Abortion rights groups are staging a counter-rally Wednesday to highlight the cost of the special session to taxpayers. During testimony Tuesday, they dismissed the special session as a stunt.
“There are some real ways that the legislature could promote health and even reduce the need for abortion, but it would require women’s health to be viewed as something other than a political football,” said Dr. Colleen McNicholas, an obstetrician and gynecologist from St. Louis.
But abortion rights opponents said the changes are needed to regulate the controversial medical procedure.
For example, Samuel Lee, director of Campaign Life Missouri, said the legislation will ensure a process for the disposal of fetal remains.
“No couple should be concerned that after an abortion, their unborn child’s body parts were later indiscriminately dumped with other waste,” Lee said.
Abortion opponents are concerned about the expected expansion in the number of abortion clinics in Missouri in the wake of a federal judge’s ruling that overturned some of the state’s abortion regulations.

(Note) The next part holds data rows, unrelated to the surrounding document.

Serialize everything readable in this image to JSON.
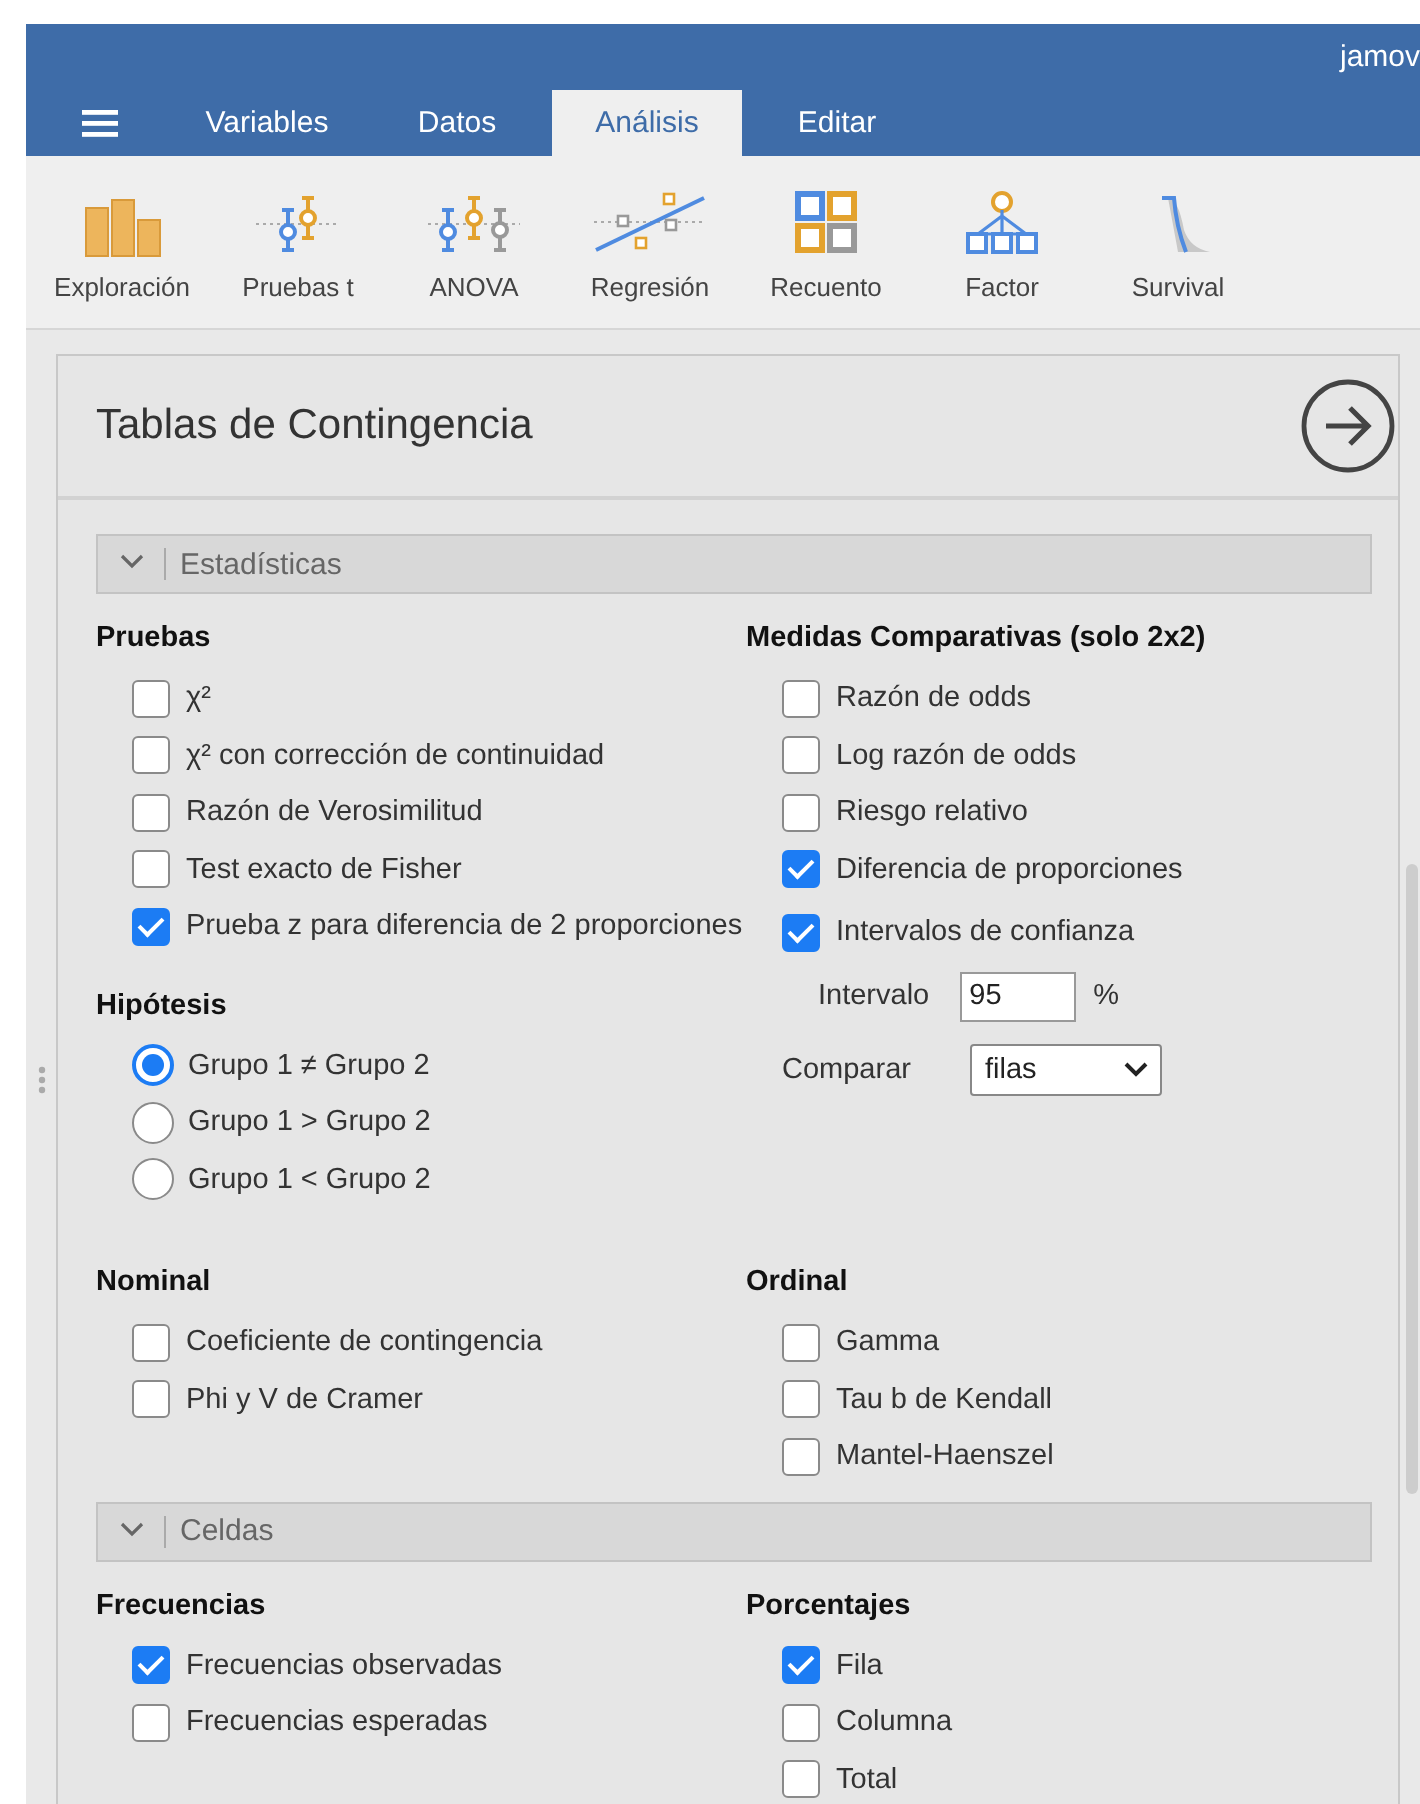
{
  "window": {
    "title": "jamov"
  },
  "tabs": [
    {
      "label": "Variables",
      "selected": false
    },
    {
      "label": "Datos",
      "selected": false
    },
    {
      "label": "Análisis",
      "selected": true
    },
    {
      "label": "Editar",
      "selected": false
    }
  ],
  "toolbar": [
    "Exploración",
    "Pruebas t",
    "ANOVA",
    "Regresión",
    "Recuento",
    "Factor",
    "Survival"
  ],
  "analysis": {
    "title": "Tablas de Contingencia",
    "sections": [
      {
        "title": "Estadísticas",
        "expanded": true,
        "blocks": [
          {
            "columns": [
              [
                {
                  "heading": "Pruebas",
                  "items": [
                    {
                      "kind": "checkbox",
                      "label": "χ²",
                      "checked": false
                    },
                    {
                      "kind": "checkbox",
                      "label": "χ² con corrección de continuidad",
                      "checked": false
                    },
                    {
                      "kind": "checkbox",
                      "label": "Razón de Verosimilitud",
                      "checked": false
                    },
                    {
                      "kind": "checkbox",
                      "label": "Test exacto de Fisher",
                      "checked": false
                    },
                    {
                      "kind": "checkbox",
                      "label": "Prueba z para diferencia de 2 proporciones",
                      "checked": true
                    }
                  ]
                },
                {
                  "heading": "Hipótesis",
                  "items": [
                    {
                      "kind": "radio",
                      "label": "Grupo 1 ≠ Grupo 2",
                      "selected": true
                    },
                    {
                      "kind": "radio",
                      "label": "Grupo 1 > Grupo 2",
                      "selected": false
                    },
                    {
                      "kind": "radio",
                      "label": "Grupo 1 < Grupo 2",
                      "selected": false
                    }
                  ]
                }
              ],
              [
                {
                  "heading": "Medidas Comparativas (solo 2x2)",
                  "items": [
                    {
                      "kind": "checkbox",
                      "label": "Razón de odds",
                      "checked": false
                    },
                    {
                      "kind": "checkbox",
                      "label": "Log razón de odds",
                      "checked": false
                    },
                    {
                      "kind": "checkbox",
                      "label": "Riesgo relativo",
                      "checked": false
                    },
                    {
                      "kind": "checkbox",
                      "label": "Diferencia de proporciones",
                      "checked": true
                    },
                    {
                      "kind": "checkbox",
                      "label": "Intervalos de confianza",
                      "checked": true
                    },
                    {
                      "kind": "number",
                      "label": "Intervalo",
                      "value": "95",
                      "unit": "%"
                    },
                    {
                      "kind": "select",
                      "label": "Comparar",
                      "value": "filas"
                    }
                  ]
                }
              ]
            ]
          },
          {
            "columns": [
              [
                {
                  "heading": "Nominal",
                  "items": [
                    {
                      "kind": "checkbox",
                      "label": "Coeficiente de contingencia",
                      "checked": false
                    },
                    {
                      "kind": "checkbox",
                      "label": "Phi y V de Cramer",
                      "checked": false
                    }
                  ]
                }
              ],
              [
                {
                  "heading": "Ordinal",
                  "items": [
                    {
                      "kind": "checkbox",
                      "label": "Gamma",
                      "checked": false
                    },
                    {
                      "kind": "checkbox",
                      "label": "Tau b de Kendall",
                      "checked": false
                    },
                    {
                      "kind": "checkbox",
                      "label": "Mantel-Haenszel",
                      "checked": false
                    }
                  ]
                }
              ]
            ]
          }
        ]
      },
      {
        "title": "Celdas",
        "expanded": true,
        "blocks": [
          {
            "columns": [
              [
                {
                  "heading": "Frecuencias",
                  "items": [
                    {
                      "kind": "checkbox",
                      "label": "Frecuencias observadas",
                      "checked": true
                    },
                    {
                      "kind": "checkbox",
                      "label": "Frecuencias esperadas",
                      "checked": false
                    }
                  ]
                }
              ],
              [
                {
                  "heading": "Porcentajes",
                  "items": [
                    {
                      "kind": "checkbox",
                      "label": "Fila",
                      "checked": true
                    },
                    {
                      "kind": "checkbox",
                      "label": "Columna",
                      "checked": false
                    },
                    {
                      "kind": "checkbox",
                      "label": "Total",
                      "checked": false
                    }
                  ]
                }
              ]
            ]
          }
        ]
      }
    ]
  }
}
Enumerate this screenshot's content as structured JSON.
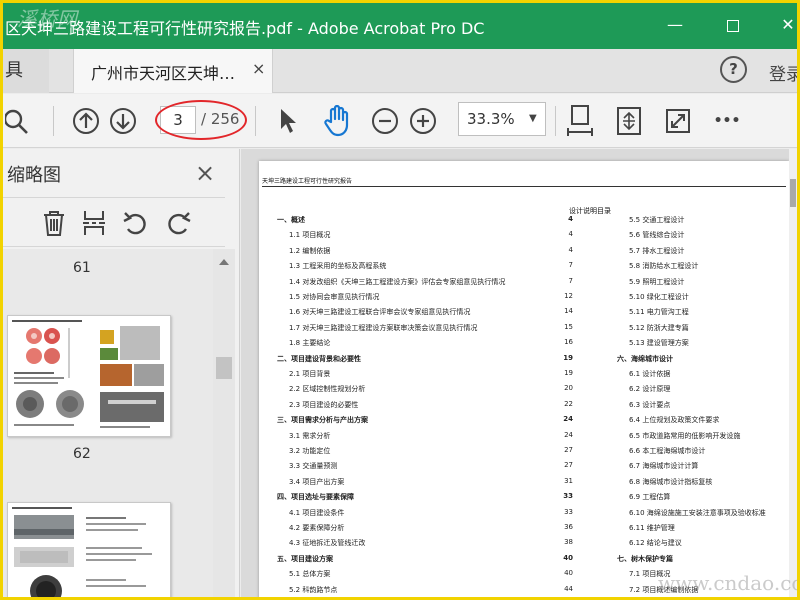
{
  "window": {
    "title": "区天坤三路建设工程可行性研究报告.pdf - Adobe Acrobat Pro DC",
    "minimize_label": "—",
    "close_label": "✕"
  },
  "tabs": {
    "home_label": "具",
    "doc_label": "广州市天河区天坤…",
    "doc_close": "×",
    "help_label": "?",
    "login_label": "登录"
  },
  "toolbar": {
    "current_page": "3",
    "page_total": "/ 256",
    "zoom": "33.3%",
    "zoom_caret": "▼",
    "more_label": "•••"
  },
  "left_pane": {
    "title": "缩略图",
    "close_label": "×",
    "page_numbers": [
      "61",
      "62"
    ]
  },
  "document": {
    "header": "天坤三路建设工程可行性研究报告",
    "toc_title": "设计说明目录",
    "toc_left": [
      {
        "title": "一、概述",
        "page": "4",
        "chapter": true
      },
      {
        "title": "1.1 项目概况",
        "page": "4"
      },
      {
        "title": "1.2 编制依据",
        "page": "4"
      },
      {
        "title": "1.3 工程采用的坐标及高程系统",
        "page": "7"
      },
      {
        "title": "1.4 对发改组织《天坤三路工程建设方案》评估会专家组意见执行情况",
        "page": "7"
      },
      {
        "title": "1.5 对协同会审意见执行情况",
        "page": "12"
      },
      {
        "title": "1.6 对天坤三路建设工程联合评审会议专家组意见执行情况",
        "page": "14"
      },
      {
        "title": "1.7 对天坤三路建设工程建设方案联审决策会议意见执行情况",
        "page": "15"
      },
      {
        "title": "1.8 主要结论",
        "page": "16"
      },
      {
        "title": "二、项目建设背景和必要性",
        "page": "19",
        "chapter": true
      },
      {
        "title": "2.1 项目背景",
        "page": "19"
      },
      {
        "title": "2.2 区域控制性规划分析",
        "page": "20"
      },
      {
        "title": "2.3 项目建设的必要性",
        "page": "22"
      },
      {
        "title": "三、项目需求分析与产出方案",
        "page": "24",
        "chapter": true
      },
      {
        "title": "3.1 需求分析",
        "page": "24"
      },
      {
        "title": "3.2 功能定位",
        "page": "27"
      },
      {
        "title": "3.3 交通量预测",
        "page": "27"
      },
      {
        "title": "3.4 项目产出方案",
        "page": "31"
      },
      {
        "title": "四、项目选址与要素保障",
        "page": "33",
        "chapter": true
      },
      {
        "title": "4.1 项目建设条件",
        "page": "33"
      },
      {
        "title": "4.2 要素保障分析",
        "page": "36"
      },
      {
        "title": "4.3 征地拆迁及管线迁改",
        "page": "38"
      },
      {
        "title": "五、项目建设方案",
        "page": "40",
        "chapter": true
      },
      {
        "title": "5.1 总体方案",
        "page": "40"
      },
      {
        "title": "5.2 科韵路节点",
        "page": "44"
      }
    ],
    "toc_right": [
      {
        "title": "5.5 交通工程设计",
        "page": ""
      },
      {
        "title": "5.6 管线综合设计",
        "page": ""
      },
      {
        "title": "5.7 排水工程设计",
        "page": ""
      },
      {
        "title": "5.8 消防给水工程设计",
        "page": ""
      },
      {
        "title": "5.9 照明工程设计",
        "page": ""
      },
      {
        "title": "5.10 绿化工程设计",
        "page": ""
      },
      {
        "title": "5.11 电力管沟工程",
        "page": ""
      },
      {
        "title": "5.12 防浙大建专篇",
        "page": ""
      },
      {
        "title": "5.13 建设管理方案",
        "page": ""
      },
      {
        "title": "六、海绵城市设计",
        "page": "",
        "chapter": true
      },
      {
        "title": "6.1 设计依据",
        "page": ""
      },
      {
        "title": "6.2 设计原理",
        "page": ""
      },
      {
        "title": "6.3 设计要点",
        "page": ""
      },
      {
        "title": "6.4 上位规划及政策文件要求",
        "page": ""
      },
      {
        "title": "6.5 市政道路常用的低影响开发设施",
        "page": ""
      },
      {
        "title": "6.6 本工程海绵城市设计",
        "page": ""
      },
      {
        "title": "6.7 海绵城市设计计算",
        "page": ""
      },
      {
        "title": "6.8 海绵城市设计指标复核",
        "page": ""
      },
      {
        "title": "6.9 工程估算",
        "page": ""
      },
      {
        "title": "6.10 海绵设施施工安装注意事项及验收标准",
        "page": ""
      },
      {
        "title": "6.11 维护管理",
        "page": ""
      },
      {
        "title": "6.12 结论与建议",
        "page": ""
      },
      {
        "title": "七、树木保护专篇",
        "page": "",
        "chapter": true
      },
      {
        "title": "7.1 项目概况",
        "page": ""
      },
      {
        "title": "7.2 项目概述编制依据",
        "page": ""
      }
    ]
  },
  "watermarks": {
    "top_left": "溪桥网",
    "bottom_right": "www.cndao.com"
  },
  "colors": {
    "title_bar": "#1e9a57",
    "page_annotation": "#e2262a",
    "frame_border": "#f2d300"
  }
}
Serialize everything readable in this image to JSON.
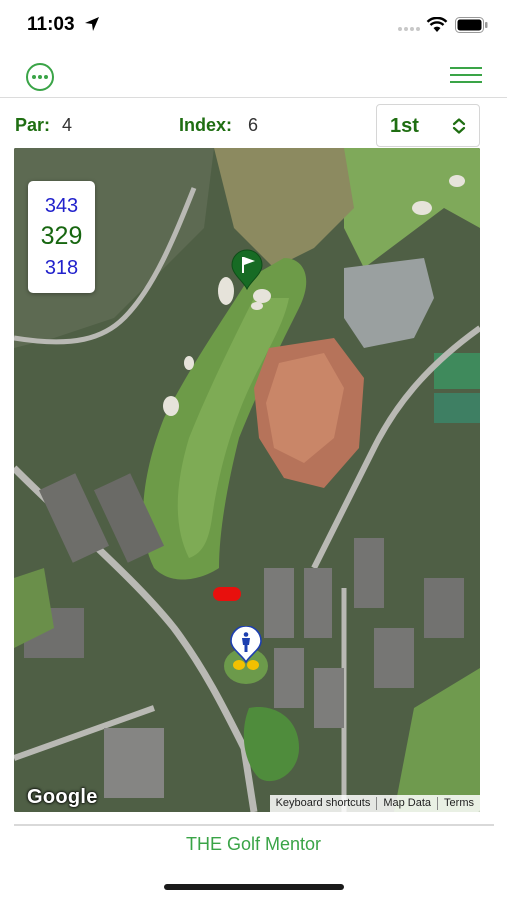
{
  "status_bar": {
    "time": "11:03",
    "icons": [
      "location-arrow-icon",
      "signal-icon",
      "wifi-icon",
      "battery-icon"
    ]
  },
  "nav": {
    "left_icon": "more-options-icon",
    "right_icon": "hamburger-menu-icon",
    "accent_color": "#3aa447"
  },
  "hole_info": {
    "par_label": "Par:",
    "par_value": "4",
    "index_label": "Index:",
    "index_value": "6",
    "hole_selected": "1st",
    "label_color": "#1f6e12"
  },
  "distances": {
    "back": "343",
    "middle": "329",
    "front": "318"
  },
  "map": {
    "markers": [
      "green-flag-pin-icon",
      "target-marker",
      "player-location-pin-icon"
    ],
    "provider": "Google",
    "attribution": [
      "Keyboard shortcuts",
      "Map Data",
      "Terms"
    ]
  },
  "footer": {
    "brand": "THE Golf Mentor"
  }
}
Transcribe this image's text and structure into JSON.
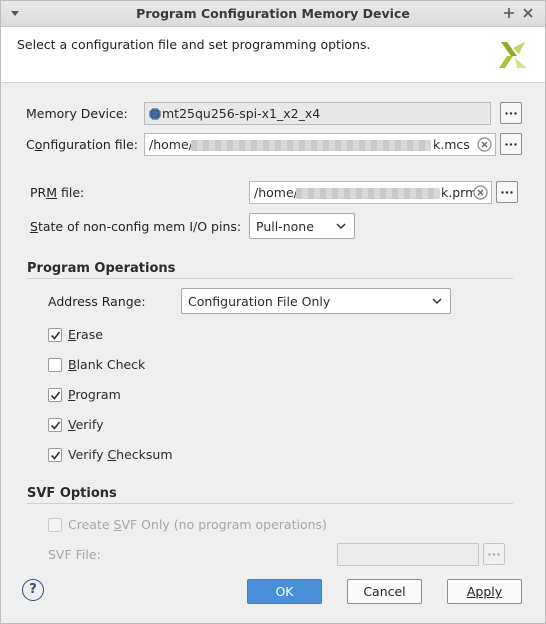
{
  "window": {
    "title": "Program Configuration Memory Device"
  },
  "header": {
    "description": "Select a configuration file and set programming options."
  },
  "memory_device": {
    "label": "Memory Device:",
    "value": "mt25qu256-spi-x1_x2_x4"
  },
  "config_file": {
    "label_pre": "C",
    "label_ul": "o",
    "label_post": "nfiguration file:",
    "value_prefix": "/home/",
    "value_suffix": "k.mcs"
  },
  "prm_file": {
    "label_pre": "PR",
    "label_ul": "M",
    "label_post": " file:",
    "value_prefix": "/home/",
    "value_suffix": "k.prm"
  },
  "pin_state": {
    "label_pre": "",
    "label_ul": "S",
    "label_post": "tate of non-config mem I/O pins:",
    "value": "Pull-none"
  },
  "program_operations": {
    "heading": "Program Operations",
    "address_range_label": "Address Range:",
    "address_range_value": "Configuration File Only",
    "options": [
      {
        "pre": "",
        "ul": "E",
        "post": "rase",
        "checked": true
      },
      {
        "pre": "",
        "ul": "B",
        "post": "lank Check",
        "checked": false
      },
      {
        "pre": "",
        "ul": "P",
        "post": "rogram",
        "checked": true
      },
      {
        "pre": "",
        "ul": "V",
        "post": "erify",
        "checked": true
      },
      {
        "pre": "Verify ",
        "ul": "C",
        "post": "hecksum",
        "checked": true
      }
    ]
  },
  "svf_options": {
    "heading": "SVF Options",
    "create_svf_pre": "Create ",
    "create_svf_ul": "S",
    "create_svf_post": "VF Only (no program operations)",
    "svf_file_label": "SVF File:"
  },
  "buttons": {
    "help": "?",
    "ok": "OK",
    "cancel": "Cancel",
    "apply": "Apply"
  }
}
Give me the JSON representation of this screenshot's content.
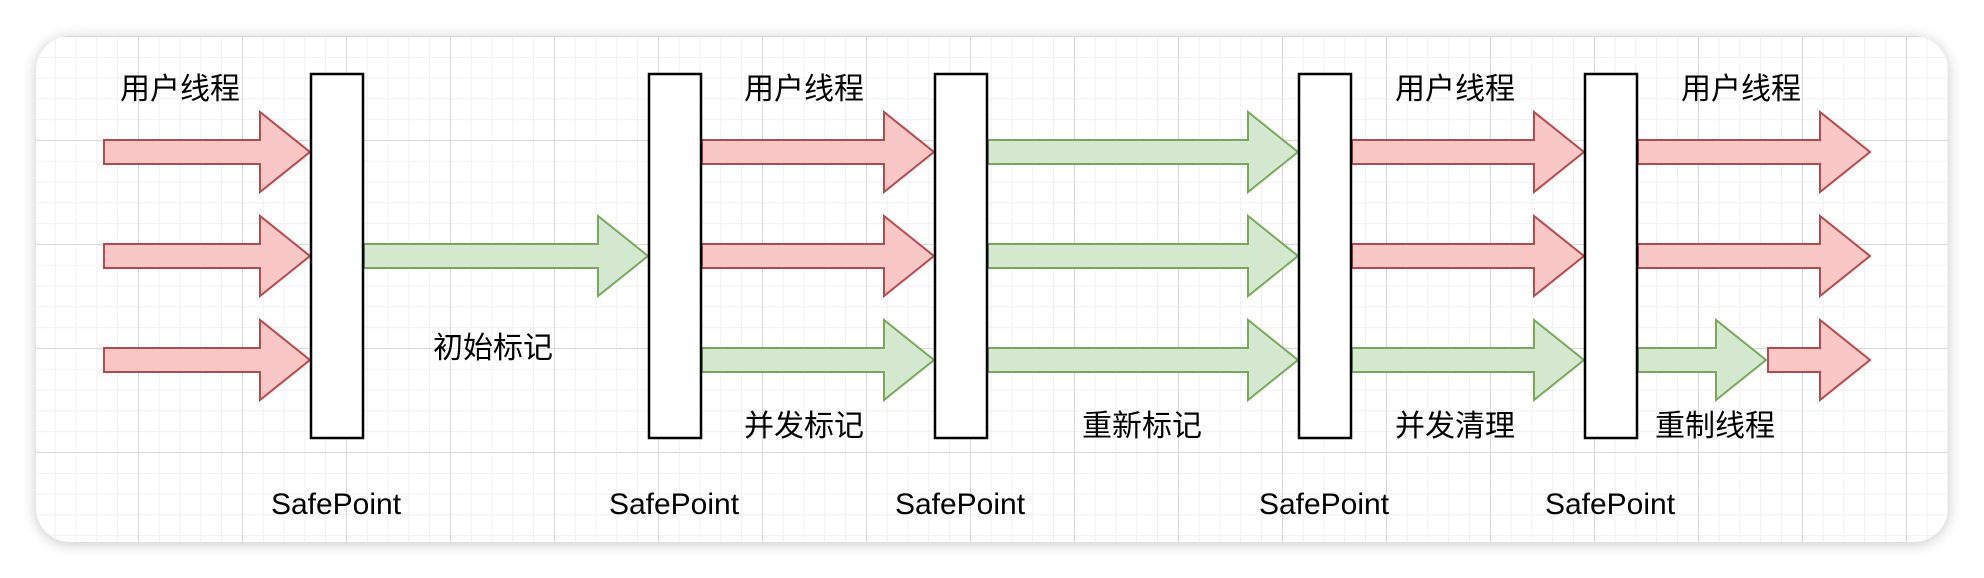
{
  "diagram": {
    "colors": {
      "user_fill": "#f8c7c6",
      "user_stroke": "#b8494b",
      "gc_fill": "#d4e8cf",
      "gc_stroke": "#74ab55",
      "bar_stroke": "#000000"
    },
    "phase_labels": {
      "user_thread_1": "用户线程",
      "user_thread_2": "用户线程",
      "user_thread_3": "用户线程",
      "user_thread_4": "用户线程",
      "initial_mark": "初始标记",
      "concurrent_mark": "并发标记",
      "remark": "重新标记",
      "concurrent_sweep": "并发清理",
      "reset_thread": "重制线程"
    },
    "safepoints": [
      "SafePoint",
      "SafePoint",
      "SafePoint",
      "SafePoint",
      "SafePoint"
    ]
  }
}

Specifically, the court struck down a requirement that doctors have hospital admitting privileges and that facilities meet the standards of ambulatory surgical centers. It came after the U.S. Supreme Court struck down nearly identical abortion restrictions in Texas last year.
Planned Parenthood is planning to begin providing abortion services in Kansas City, Joplin, Springfield and Columbia. Currently, abortions are performed only at the organization’s St. Louis clinic.
Onder’s proposal would require all fetal tissue from an abortion to be submitted to a pathologist who would create a report on all tissues received. The legislation also would impose stricter regulations for hospitals and surgical centers performing abortions.
Sen. Andrew Koenig’s legislation focuses solely on giving the attorney general prosecutorial powers in abortion laws. The Republican from Manchester said the attorney general already has jurisdiction in the enforcement of other laws, including mining and dams and other environmental issues.
Supporters said the change is needed because some prosecutors may not be pursuing cases involving abortion regulations as aggressively as lawmakers would like.
“There’s legislative concern that those laws are not being enforced,” said Sen. Ed Emery, R-Lamar.
Sen. Jill Schupp, D-Creve Coeur, said the law is unneeded because a local prosecutor can already turn over a case to the attorney general.
“I’m not sure I understand the rationale for that,” said Schupp.
Sen. Bob Dixon’s proposal focuses solely on nullifying St. Louis’ ordinance.
He said it could require alternative-to-abortion agencies to hire people who disagree with their mission to prevent women from having abortions.
Sen. Maria Chappelle-Nadal, D-University City, said the proposal was being heard by a legislative committee that had no St. Louis members.
“You’re basically telling St. Louis city what it can and can’t do,” Chappelle-Nadal said.
“St. Louis isn’t an island by itself. And we have a state constitution in the state of Missouri that covers every resident in our borders,” said Sen. Wayne Wallingford, R-Cape Girardeau.
Lee said the Legislature has overrode local governments on a variety of issues, including firearms, ammunition, grocery bags and the minimum wage.
But opponents said the GOP-led Legislature should back off.
“It is wrong for the state government to take a one size fits all approach to governing,” said Alison Dreith, director of NARAL Pro Choice Missouri.
Chappelle-Nadal questioned whether the special session was needed at a time when Missourians are facing other significant issues. For example, she said the lack of action by lawmakers on cleaning up the contaminated West Lake Landfill in north St. Louis County could be considered an emergency.
“My residents are still being ignored,” Chappelle-Nadal said. “Where is the focus of our governor? Are you freaking kidding me?”